Dry deposition impacts evolution of the critical zone through nutrient supply and contributing to soil genesis. Dust influx and cycling in soils is difficult to quantify because dust sources can be chemically similar to local soils. White Sands, New Mexico, emits gypsum dust with unique geochemical signatures, providing an opportunity to investigate its deposition and movement in soils. This study aims to understand transport and mobility of White Sands dust in the critical zone at White Mountain, New Mexico, a highland ~100km downwind. Four soil profiles were collected over limestone, igneous, dolostone, and sandstone bedrocks, as well as leaves of local grasses, shrubs, cacti, and pines. Dust, White Sands gypsum, and bedrock, considered as end members of soil calcium, were collected. All samples were analyzed chemically, mineralogically, and isotopically (⁸⁷Sr/⁸⁶Sr).

Depth variation in bulk soil chemistry at sites is controlled mostly by weathering over carbonate substrates and bulk dust addition over siliciclastic ones. White Sands gypsum, making up only a small portion of soil mass, was identified through Sr/Ca ratios, SO₄ concentrations, and ⁸⁷Sr/⁸⁶Sr in water leachable fractions. Dust samples contain significantly more soluble Ca and SO₄ than soils, indicating that gypsum dust deposition, while significant, is lost quickly through chemical reactions. Water leachable concentrations and Sr/Ca ratio increase with depth as gypsum dissolves and reprecipitates. Leachate Ca: SO₄ ratios decrease with depth as soluble Ca is adsorbed to clay. Plant Sr/Ca varies between sites and species.

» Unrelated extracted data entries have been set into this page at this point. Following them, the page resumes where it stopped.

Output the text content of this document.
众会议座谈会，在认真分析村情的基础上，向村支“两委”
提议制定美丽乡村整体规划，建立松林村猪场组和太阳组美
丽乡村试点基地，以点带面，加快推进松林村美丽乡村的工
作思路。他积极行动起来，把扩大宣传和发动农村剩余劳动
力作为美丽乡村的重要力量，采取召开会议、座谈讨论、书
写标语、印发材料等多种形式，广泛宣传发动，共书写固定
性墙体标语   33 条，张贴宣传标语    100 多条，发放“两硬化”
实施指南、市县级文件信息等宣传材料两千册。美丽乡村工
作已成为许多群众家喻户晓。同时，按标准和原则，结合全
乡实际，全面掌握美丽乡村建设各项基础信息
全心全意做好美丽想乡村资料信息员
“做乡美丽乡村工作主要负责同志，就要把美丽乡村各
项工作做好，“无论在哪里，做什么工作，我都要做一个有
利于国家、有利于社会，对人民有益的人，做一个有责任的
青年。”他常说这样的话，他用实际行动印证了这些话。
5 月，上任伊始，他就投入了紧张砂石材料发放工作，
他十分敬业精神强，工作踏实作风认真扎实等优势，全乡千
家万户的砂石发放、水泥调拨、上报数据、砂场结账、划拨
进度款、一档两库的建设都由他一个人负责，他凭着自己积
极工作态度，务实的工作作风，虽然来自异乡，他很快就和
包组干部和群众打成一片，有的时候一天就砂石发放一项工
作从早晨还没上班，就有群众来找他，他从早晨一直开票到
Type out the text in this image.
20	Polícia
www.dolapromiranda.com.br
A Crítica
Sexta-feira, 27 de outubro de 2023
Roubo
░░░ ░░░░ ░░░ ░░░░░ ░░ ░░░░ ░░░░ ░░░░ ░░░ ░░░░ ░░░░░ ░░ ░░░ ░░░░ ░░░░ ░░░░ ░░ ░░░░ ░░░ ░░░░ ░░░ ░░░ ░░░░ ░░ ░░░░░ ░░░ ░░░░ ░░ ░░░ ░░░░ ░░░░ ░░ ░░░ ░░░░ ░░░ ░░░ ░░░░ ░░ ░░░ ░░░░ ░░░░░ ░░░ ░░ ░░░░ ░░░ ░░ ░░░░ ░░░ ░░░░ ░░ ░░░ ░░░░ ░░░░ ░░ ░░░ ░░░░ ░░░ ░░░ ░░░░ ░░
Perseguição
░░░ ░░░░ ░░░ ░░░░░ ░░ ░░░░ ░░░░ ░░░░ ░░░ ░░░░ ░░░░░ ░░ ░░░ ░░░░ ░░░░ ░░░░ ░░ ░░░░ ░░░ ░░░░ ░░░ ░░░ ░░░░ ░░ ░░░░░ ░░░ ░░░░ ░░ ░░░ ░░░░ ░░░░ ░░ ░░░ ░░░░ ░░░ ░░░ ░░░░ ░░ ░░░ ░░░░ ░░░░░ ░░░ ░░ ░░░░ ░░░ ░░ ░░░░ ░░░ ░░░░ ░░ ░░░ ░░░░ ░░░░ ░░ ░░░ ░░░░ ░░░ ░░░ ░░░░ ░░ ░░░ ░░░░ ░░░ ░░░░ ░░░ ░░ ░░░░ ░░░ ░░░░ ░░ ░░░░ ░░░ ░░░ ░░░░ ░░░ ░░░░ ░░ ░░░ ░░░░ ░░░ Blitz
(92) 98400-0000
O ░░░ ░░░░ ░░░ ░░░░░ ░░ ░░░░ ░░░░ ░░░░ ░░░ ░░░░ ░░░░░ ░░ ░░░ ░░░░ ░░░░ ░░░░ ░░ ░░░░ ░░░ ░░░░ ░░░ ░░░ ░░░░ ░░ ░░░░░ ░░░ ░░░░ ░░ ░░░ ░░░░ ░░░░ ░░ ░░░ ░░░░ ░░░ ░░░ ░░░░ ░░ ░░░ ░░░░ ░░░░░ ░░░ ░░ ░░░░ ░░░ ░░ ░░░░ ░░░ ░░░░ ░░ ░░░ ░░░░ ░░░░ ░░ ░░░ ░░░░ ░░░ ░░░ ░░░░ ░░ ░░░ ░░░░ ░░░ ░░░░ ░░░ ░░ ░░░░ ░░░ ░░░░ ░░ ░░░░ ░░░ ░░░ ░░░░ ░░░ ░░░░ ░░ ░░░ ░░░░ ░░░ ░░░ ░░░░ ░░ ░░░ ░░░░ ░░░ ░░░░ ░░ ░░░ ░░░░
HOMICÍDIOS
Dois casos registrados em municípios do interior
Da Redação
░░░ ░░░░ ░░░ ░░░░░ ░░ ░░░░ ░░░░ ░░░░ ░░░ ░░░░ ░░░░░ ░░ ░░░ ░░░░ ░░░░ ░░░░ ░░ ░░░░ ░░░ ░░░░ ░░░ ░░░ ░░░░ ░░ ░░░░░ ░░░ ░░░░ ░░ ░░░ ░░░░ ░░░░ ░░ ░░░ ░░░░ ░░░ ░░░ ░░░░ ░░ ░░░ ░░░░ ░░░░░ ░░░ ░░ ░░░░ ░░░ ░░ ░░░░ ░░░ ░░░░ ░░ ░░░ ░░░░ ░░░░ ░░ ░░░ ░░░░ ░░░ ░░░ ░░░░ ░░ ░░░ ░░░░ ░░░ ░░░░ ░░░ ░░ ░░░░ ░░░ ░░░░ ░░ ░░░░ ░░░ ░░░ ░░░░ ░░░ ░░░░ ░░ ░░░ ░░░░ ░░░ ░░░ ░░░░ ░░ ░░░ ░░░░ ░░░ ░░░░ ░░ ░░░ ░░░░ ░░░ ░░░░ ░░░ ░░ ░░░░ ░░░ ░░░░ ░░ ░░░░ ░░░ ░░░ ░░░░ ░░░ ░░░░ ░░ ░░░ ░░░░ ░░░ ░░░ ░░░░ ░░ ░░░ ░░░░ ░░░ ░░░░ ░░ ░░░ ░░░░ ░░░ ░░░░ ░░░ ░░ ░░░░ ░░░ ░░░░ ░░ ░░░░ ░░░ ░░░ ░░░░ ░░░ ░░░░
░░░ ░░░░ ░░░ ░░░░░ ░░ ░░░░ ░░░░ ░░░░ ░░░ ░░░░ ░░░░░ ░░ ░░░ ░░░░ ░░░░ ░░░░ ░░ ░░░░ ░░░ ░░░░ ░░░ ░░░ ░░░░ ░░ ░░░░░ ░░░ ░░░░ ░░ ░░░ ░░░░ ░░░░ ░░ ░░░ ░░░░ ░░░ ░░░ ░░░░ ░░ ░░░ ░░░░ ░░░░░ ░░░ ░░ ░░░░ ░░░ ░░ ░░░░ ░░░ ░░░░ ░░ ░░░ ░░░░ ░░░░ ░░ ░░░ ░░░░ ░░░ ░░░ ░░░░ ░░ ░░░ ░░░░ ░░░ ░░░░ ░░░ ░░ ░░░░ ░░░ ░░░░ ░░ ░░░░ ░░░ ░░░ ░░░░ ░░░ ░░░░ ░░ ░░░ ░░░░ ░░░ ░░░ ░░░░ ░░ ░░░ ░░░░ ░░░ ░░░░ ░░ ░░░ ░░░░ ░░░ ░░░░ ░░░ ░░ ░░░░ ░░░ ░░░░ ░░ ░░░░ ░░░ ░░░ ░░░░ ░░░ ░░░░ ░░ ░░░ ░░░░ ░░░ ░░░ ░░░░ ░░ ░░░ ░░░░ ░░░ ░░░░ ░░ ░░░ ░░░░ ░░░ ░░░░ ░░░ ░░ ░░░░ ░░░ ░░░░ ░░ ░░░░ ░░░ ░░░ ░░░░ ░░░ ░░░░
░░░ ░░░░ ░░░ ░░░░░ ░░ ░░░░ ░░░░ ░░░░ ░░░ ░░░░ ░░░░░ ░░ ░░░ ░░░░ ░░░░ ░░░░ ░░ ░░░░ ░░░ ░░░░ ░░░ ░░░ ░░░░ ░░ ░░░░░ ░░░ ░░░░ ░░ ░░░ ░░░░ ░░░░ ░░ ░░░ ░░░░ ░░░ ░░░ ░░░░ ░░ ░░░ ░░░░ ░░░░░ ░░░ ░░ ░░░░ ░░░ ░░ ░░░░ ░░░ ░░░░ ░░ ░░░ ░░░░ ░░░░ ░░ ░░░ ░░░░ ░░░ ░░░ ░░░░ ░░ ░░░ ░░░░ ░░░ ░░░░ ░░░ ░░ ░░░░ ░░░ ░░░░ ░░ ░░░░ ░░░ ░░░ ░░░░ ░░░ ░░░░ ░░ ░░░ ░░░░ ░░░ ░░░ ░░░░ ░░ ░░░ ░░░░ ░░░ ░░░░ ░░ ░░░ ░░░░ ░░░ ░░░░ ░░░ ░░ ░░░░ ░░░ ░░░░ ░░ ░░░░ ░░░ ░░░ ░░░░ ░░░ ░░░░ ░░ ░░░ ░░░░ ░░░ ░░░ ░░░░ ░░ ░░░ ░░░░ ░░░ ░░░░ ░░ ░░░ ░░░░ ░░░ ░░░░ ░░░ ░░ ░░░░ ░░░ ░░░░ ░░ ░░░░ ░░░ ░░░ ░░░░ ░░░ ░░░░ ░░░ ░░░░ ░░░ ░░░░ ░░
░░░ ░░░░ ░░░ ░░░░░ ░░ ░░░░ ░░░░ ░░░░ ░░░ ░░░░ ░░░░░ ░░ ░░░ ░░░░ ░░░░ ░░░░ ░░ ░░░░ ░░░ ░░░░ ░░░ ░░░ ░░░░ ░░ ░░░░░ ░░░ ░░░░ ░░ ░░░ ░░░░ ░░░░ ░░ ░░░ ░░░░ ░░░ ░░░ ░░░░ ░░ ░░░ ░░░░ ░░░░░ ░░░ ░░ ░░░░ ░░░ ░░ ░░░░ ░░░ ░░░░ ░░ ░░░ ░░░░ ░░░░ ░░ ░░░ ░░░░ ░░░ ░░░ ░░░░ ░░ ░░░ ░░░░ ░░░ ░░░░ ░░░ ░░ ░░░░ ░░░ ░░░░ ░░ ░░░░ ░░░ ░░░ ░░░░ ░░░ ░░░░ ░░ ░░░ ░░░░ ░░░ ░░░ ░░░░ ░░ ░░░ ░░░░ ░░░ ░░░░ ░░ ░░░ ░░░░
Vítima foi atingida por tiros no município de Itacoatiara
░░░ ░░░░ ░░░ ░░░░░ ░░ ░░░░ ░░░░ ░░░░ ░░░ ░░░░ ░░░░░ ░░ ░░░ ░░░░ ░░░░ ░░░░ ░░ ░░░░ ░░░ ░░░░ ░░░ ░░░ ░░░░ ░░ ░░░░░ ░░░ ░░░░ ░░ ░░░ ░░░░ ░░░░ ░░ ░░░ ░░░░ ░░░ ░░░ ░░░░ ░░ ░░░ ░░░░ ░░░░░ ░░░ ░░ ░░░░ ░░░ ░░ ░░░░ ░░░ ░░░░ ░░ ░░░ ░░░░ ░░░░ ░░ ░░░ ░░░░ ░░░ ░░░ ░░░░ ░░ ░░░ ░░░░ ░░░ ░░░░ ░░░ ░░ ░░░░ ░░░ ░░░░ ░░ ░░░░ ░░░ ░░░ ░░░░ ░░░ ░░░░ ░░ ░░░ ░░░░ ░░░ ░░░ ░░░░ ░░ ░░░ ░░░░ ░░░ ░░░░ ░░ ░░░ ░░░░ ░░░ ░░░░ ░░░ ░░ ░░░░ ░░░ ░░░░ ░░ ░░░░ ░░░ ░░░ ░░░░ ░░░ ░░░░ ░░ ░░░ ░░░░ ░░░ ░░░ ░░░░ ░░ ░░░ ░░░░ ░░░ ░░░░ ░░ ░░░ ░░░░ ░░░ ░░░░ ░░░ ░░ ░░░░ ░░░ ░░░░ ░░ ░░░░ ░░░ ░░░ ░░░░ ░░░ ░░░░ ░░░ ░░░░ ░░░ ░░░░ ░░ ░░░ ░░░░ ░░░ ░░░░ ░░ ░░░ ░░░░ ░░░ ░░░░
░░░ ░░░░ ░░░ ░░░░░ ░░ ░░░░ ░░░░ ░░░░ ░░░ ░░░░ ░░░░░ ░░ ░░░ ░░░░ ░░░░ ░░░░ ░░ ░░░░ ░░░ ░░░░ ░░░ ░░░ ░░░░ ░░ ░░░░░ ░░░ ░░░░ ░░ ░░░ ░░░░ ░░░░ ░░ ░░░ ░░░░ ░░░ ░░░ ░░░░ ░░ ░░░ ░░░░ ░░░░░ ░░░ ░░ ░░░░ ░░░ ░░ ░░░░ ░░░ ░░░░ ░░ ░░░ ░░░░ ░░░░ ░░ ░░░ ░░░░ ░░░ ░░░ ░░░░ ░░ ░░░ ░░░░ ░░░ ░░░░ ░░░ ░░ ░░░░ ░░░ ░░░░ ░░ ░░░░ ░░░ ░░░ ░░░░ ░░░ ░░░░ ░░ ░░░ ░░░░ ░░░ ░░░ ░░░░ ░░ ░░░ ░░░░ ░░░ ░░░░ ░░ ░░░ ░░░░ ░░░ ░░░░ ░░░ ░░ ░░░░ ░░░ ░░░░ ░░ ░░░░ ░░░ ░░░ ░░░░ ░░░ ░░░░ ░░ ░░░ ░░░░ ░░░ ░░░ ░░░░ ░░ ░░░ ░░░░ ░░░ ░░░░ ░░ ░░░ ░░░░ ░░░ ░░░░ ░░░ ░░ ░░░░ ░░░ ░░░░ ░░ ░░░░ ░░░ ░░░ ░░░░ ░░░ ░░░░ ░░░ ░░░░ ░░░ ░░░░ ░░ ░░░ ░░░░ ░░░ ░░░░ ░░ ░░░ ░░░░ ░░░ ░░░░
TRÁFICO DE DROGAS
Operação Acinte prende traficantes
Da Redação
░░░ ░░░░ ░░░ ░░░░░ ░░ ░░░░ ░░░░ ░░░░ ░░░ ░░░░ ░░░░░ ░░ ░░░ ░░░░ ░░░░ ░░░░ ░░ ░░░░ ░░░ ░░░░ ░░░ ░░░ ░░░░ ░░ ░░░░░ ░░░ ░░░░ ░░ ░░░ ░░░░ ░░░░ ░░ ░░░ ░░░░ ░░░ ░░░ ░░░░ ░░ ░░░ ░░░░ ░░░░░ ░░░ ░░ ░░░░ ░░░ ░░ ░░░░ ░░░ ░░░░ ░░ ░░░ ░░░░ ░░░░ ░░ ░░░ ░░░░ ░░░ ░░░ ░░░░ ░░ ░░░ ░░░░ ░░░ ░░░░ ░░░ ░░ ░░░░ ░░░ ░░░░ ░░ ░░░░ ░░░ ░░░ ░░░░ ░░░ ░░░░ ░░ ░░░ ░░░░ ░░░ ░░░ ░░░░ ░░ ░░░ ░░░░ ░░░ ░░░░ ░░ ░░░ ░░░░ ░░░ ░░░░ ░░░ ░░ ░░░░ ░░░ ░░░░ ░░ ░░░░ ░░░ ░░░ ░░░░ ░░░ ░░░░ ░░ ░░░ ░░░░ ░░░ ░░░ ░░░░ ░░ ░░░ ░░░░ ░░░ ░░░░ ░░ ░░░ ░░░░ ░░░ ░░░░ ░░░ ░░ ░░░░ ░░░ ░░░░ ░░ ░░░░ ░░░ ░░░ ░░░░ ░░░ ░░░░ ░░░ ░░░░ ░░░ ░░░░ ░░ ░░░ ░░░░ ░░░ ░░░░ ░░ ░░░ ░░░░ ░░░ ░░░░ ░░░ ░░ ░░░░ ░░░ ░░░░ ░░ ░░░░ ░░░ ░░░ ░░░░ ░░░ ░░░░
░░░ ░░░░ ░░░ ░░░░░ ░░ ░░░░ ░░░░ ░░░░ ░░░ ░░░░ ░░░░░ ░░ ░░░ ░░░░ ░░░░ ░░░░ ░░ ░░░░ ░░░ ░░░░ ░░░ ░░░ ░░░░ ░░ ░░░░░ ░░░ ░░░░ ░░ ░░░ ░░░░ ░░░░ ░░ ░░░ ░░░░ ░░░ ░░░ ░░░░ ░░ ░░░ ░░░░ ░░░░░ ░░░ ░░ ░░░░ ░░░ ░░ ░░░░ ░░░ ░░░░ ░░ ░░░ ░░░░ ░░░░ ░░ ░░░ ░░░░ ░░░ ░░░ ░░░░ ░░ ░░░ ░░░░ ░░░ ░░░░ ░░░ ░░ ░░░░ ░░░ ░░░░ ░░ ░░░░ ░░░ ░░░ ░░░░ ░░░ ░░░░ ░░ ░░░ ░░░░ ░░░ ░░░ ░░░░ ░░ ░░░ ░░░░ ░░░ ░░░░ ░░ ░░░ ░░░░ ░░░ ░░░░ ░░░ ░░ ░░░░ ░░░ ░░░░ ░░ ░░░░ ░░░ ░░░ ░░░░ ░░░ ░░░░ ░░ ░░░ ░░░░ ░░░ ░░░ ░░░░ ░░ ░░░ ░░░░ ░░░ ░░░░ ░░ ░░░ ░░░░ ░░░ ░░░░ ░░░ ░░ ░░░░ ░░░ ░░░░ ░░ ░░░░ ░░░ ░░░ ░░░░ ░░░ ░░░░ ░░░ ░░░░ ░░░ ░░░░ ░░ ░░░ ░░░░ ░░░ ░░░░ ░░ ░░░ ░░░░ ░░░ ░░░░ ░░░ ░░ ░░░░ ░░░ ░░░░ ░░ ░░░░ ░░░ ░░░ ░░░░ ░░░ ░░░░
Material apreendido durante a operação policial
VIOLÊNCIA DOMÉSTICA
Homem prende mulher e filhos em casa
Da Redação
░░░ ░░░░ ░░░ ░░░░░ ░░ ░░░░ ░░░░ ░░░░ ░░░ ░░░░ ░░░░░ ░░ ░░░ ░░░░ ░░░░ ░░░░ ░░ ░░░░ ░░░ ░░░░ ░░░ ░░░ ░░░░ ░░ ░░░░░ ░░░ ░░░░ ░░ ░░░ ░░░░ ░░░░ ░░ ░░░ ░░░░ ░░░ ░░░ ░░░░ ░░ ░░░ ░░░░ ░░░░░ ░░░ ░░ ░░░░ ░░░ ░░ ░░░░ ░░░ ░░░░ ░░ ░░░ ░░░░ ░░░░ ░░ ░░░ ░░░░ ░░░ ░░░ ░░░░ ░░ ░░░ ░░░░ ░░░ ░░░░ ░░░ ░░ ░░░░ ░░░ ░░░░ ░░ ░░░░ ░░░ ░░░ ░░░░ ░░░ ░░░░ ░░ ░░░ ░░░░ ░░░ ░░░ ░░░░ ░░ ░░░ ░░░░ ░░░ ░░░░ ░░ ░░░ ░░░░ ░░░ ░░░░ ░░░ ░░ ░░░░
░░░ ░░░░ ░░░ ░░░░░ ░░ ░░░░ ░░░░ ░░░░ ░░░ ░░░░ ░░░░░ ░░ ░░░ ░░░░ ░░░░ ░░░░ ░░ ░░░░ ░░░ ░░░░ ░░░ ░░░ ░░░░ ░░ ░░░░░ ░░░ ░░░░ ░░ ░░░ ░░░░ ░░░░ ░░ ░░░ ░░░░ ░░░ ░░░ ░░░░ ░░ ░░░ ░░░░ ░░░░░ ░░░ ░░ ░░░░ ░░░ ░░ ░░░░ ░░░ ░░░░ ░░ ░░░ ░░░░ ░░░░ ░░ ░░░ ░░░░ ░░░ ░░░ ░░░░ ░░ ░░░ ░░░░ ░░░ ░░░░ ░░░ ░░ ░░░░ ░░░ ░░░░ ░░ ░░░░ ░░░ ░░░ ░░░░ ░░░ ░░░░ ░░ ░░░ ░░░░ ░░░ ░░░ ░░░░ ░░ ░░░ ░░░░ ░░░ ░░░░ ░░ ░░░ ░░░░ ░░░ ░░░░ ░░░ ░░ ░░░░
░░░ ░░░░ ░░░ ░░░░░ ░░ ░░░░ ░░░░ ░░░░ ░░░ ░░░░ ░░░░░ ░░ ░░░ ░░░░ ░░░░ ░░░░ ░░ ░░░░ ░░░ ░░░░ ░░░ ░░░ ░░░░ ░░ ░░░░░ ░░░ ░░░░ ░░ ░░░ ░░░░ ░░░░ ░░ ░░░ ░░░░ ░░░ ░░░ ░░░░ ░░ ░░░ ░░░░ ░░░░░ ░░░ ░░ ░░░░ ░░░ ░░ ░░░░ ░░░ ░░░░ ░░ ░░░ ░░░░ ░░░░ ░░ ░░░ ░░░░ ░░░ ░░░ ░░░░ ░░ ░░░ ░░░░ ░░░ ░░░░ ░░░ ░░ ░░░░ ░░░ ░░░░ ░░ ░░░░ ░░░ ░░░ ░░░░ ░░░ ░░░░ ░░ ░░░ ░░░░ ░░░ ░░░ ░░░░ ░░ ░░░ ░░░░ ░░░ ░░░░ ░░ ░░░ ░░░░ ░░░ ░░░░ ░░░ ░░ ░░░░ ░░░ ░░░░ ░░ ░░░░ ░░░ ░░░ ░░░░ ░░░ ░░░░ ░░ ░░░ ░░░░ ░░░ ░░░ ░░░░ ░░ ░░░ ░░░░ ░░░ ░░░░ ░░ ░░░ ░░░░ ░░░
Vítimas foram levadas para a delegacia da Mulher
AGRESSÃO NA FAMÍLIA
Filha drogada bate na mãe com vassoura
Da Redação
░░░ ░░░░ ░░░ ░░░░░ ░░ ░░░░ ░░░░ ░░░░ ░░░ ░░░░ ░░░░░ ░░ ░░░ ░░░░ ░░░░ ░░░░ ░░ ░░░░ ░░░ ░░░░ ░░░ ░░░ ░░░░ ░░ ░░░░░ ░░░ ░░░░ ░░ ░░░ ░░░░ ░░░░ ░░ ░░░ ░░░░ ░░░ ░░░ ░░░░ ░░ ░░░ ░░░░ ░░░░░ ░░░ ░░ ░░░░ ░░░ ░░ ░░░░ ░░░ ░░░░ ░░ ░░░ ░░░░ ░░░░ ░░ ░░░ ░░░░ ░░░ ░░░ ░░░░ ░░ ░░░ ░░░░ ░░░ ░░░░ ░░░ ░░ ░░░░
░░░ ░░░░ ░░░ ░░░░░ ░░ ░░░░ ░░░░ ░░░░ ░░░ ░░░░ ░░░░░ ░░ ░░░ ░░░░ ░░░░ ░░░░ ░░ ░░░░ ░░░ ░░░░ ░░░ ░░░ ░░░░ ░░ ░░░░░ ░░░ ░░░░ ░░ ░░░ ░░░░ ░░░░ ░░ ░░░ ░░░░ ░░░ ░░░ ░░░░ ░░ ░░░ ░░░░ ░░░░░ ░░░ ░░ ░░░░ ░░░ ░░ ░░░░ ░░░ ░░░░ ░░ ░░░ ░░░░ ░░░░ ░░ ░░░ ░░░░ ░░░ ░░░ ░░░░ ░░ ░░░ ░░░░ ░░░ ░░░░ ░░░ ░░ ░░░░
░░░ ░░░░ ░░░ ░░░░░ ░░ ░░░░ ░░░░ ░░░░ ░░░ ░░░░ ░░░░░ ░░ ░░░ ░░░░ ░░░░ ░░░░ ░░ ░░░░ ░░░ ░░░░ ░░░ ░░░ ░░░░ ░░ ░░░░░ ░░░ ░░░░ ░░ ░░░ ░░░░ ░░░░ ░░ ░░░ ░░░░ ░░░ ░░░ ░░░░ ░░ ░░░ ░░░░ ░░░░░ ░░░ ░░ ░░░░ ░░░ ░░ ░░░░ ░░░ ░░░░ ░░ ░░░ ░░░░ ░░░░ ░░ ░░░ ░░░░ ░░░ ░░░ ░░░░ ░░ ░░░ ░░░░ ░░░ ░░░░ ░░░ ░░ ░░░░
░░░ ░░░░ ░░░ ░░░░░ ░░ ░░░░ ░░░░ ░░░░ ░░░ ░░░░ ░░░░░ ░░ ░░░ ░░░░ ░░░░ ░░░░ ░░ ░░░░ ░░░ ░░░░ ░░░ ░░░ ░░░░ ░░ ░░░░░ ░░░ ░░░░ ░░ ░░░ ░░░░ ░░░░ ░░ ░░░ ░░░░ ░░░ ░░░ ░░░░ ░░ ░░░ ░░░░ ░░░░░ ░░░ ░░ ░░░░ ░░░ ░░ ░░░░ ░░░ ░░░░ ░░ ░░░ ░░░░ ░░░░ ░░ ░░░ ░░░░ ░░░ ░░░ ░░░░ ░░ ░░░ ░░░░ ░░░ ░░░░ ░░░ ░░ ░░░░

Bulk soil ⁸⁷Sr/⁸⁶Sr is controlled by total dust input in the upper profile and bedrock weathering at depth. Gypsum does not modify such ⁸⁷Sr/⁸⁶Sr due to low mass. Plant ⁸⁷Sr/⁸⁶Sr varies between plant types, controlled by root depth, preferred source uptake, and variance in nutrient requirements. The ⁸⁷Sr/⁸⁶Sr and Sr/Ca of White Sands dust are being characterized and will be used to quantify relative contributions to the total soil Ca budget. Results from this study will characterize gypsum-derived Ca movement in shallow soils. Tracking White Sands dust input to the soil will give better understanding of gypsum’s potential effects on critical zone dynamics and biologic development.